= Child auction =

Historical form of poor care

Child auction (barnauktion, huutolaisuus) was a historical practice in Sweden and Finland during the 19th and early 20th centuries, in which orphan and poor children were boarded out in auctions. The name auction, however, does not refer to actual slave auctions, as the children in these auctions were never actually bought in a legal sense, but the name has become the common name for the practice.

The children were handed over to the person asking least money from the authorities to provide for the child. The compensation was determined in descending English auctions, where the children were present. The lowest bidder became the child's foster parent and was compensated with an annual amount equal to the bid. The foster parents provided the child with housing, upbringing and education, but the children were often used for child labour. Especially in the Finnish countryside, children sold at auction usually lived in very poor conditions and were mistreated.

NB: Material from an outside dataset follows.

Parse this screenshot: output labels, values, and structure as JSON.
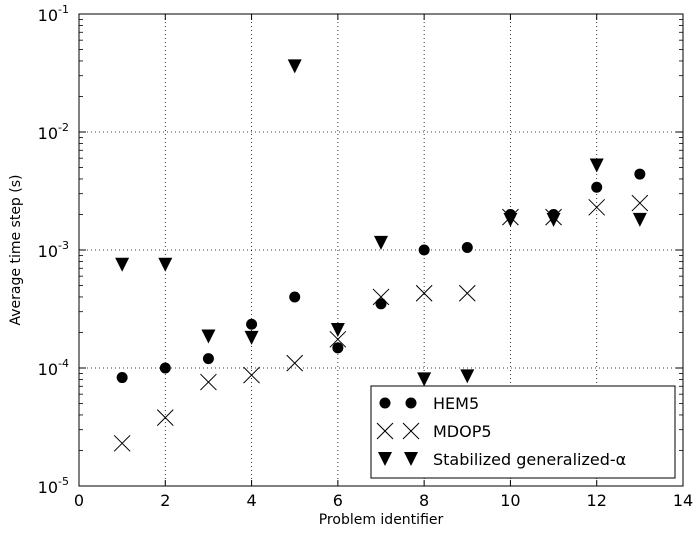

Child auctions were prohibited in Sweden in 1918 and in Finland in 1923. However, auctions were still organized in Finland until the late 1930s. The last known child auction was held in 1935. Some of the children were still living with their foster parents in the 1940s.

Among the notable people who were sold in child auctions are the Swedish politician Fredrik Vilhelm Thorsson, who later became the Minister for Finance of Sweden, Swedish school founder Hanna Lindmark, Finnish politicians Eino Kujanpää, Jukka Lankila and Vasili Suosaari, and Finnish author Joel Lehtonen.

Similar practices were also carried out in other European countries, like the Verdingkinder institution in Switzerland.